The industry's response to the cookieless transition has been to move the tracking call from the browser to a server. The argument is that the server can identify the visitor by other means, persist data first-party, and feed the same downstream pipelines.

It works, up to a point. The data still has to traverse a third-party identifier somewhere. Either the merchant's server attaches one before forwarding to the analytics provider, or the analytics provider attaches one when the request lands. In both cases, the architecture is now hiding the cross-site correlation rather than removing it.

That's a half-solution. It improves the legal posture by making the data flow first-party at the edge. It doesn't change what's being correlated.

We didn't want a half-solution.

03

What we built instead

Three architectural choices, which we'll describe at a level that's useful without giving away implementation details we'd rather not publish.

Principle I · Scope
First-party cookies, scoped to each merchant

The tracker only ever writes cookies on the merchant's storefront domain. There is no Auraflow domain in the visitor's browser. No cross-site identifier. No federation across merchants. A returning visitor to a single store is recognised. A visitor across two Auraflow merchants is two different visitors. That's the trade-off we accepted, and we accepted it deliberately.

Principle II · Compute
On-device archetype classification

Behavioural signals are observed, normalised, and classified inside the visitor's browser. The raw observations don't leave the device. What leaves the device is a small vector of normalised features and the classification output. The merchant's analytics surface receives a probabilistic archetype assignment, not a recording of what the visitor did.

This is the principle that does the most privacy work. The merchant gets an answer. The visitor's session detail isn't sent anywhere.
Principle III · Isolation
No cross-merchant correlation

Each merchant's data is isolated at every layer of the stack. The database enforces the isolation at the row level. The agent layer enforces it again at the query level. There is no shared visitor identifier and no shared training set. A Klaviyo integration on one merchant's store cannot see another merchant's data, even by accident, because there is no representation of it in the same scope.

04

The honest answer on returning visitors and cross-device

Cookieless can do some things well. It can recognise a returning visitor on the same browser. It can read enough behavioural pattern to assign archetype with growing confidence over multiple sessions. It can predict CLV from session one, because the prediction is conditioned on behaviour, not identity.

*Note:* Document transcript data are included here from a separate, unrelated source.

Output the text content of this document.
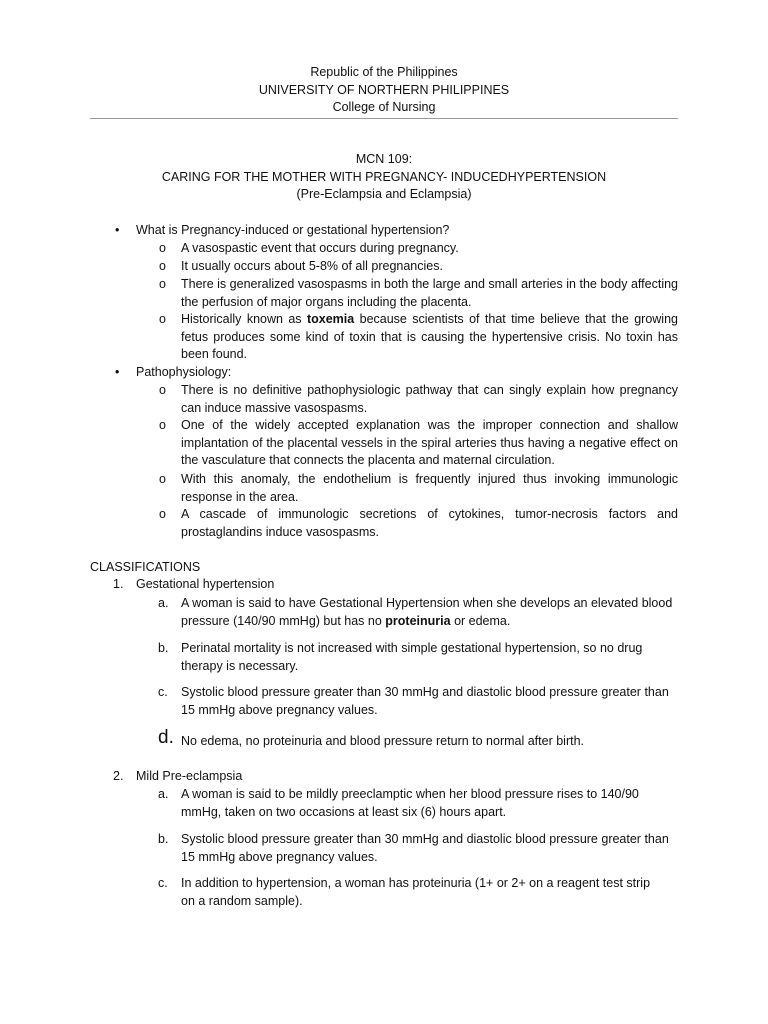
Republic of the Philippines
UNIVERSITY OF NORTHERN PHILIPPINES
College of Nursing
MCN 109:
CARING FOR THE MOTHER WITH PREGNANCY- INDUCEDHYPERTENSION
(Pre-Eclampsia and Eclampsia)
• What is Pregnancy-induced or gestational hypertension?
o A vasospastic event that occurs during pregnancy.
o It usually occurs about 5-8% of all pregnancies.
o There is generalized vasospasms in both the large and small arteries in the body affecting the perfusion of major organs including the placenta.
o Historically known as toxemia because scientists of that time believe that the growing fetus produces some kind of toxin that is causing the hypertensive crisis. No toxin has been found.
• Pathophysiology:
o There is no definitive pathophysiologic pathway that can singly explain how pregnancy can induce massive vasospasms.
o One of the widely accepted explanation was the improper connection and shallow implantation of the placental vessels in the spiral arteries thus having a negative effect on the vasculature that connects the placenta and maternal circulation.
o With this anomaly, the endothelium is frequently injured thus invoking immunologic response in the area.
o A cascade of immunologic secretions of cytokines, tumor-necrosis factors and prostaglandins induce vasospasms.
CLASSIFICATIONS
1. Gestational hypertension
a. A woman is said to have Gestational Hypertension when she develops an elevated blood pressure (140/90 mmHg) but has no proteinuria or edema.
b. Perinatal mortality is not increased with simple gestational hypertension, so no drug therapy is necessary.
c. Systolic blood pressure greater than 30 mmHg and diastolic blood pressure greater than 15 mmHg above pregnancy values.
d. No edema, no proteinuria and blood pressure return to normal after birth.
2. Mild Pre-eclampsia
a. A woman is said to be mildly preeclamptic when her blood pressure rises to 140/90 mmHg, taken on two occasions at least six (6) hours apart.
b. Systolic blood pressure greater than 30 mmHg and diastolic blood pressure greater than 15 mmHg above pregnancy values.
c. In addition to hypertension, a woman has proteinuria (1+ or 2+ on a reagent test strip on a random sample).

What cookieless cannot do is follow a single human across two devices unless that human chooses to identify themselves on both. There is no third-party identifier we could be using to do it. There is no signal we could correlate, because we deliberately built the system not to retain anything that would correlate.

If a visitor reaches a storefront on their phone, signs up for a newsletter with their email, and then returns on their laptop, we can connect those two sessions through the email they explicitly provided. That's first-party identity, freely given. That's the right kind of identity to build on.

If a visitor returns on a different browser without identifying themselves, we treat them as a new visitor. We say so when the merchant asks. Most cookieless tools don't.

05

What the compliance picture looks like

GDPR is satisfied because consent is collected, the legal basis for processing is documented, and the data-minimisation principle is honoured at the architecture level. CCPA is satisfied because the visitor's rights of access, deletion, and opt-out are operational, not paperwork. Shopify's Customer Privacy API is the input that controls what we do; the tracker reads the consent state the storefront publishes and behaves accordingly.

What we don't do is treat compliance as a marketing checkbox. The constraints the regulations describe are the constraints we built to. There isn't a separate "GDPR mode" that turns features off in EU traffic. The mode is on for everyone, because the architecture doesn't permit anything else.

Every analytics tool will tell you they're privacy-first. Most of them mean they read the GDPR PDF once. We mean the raw behavioural data never leaves the shopper's browser.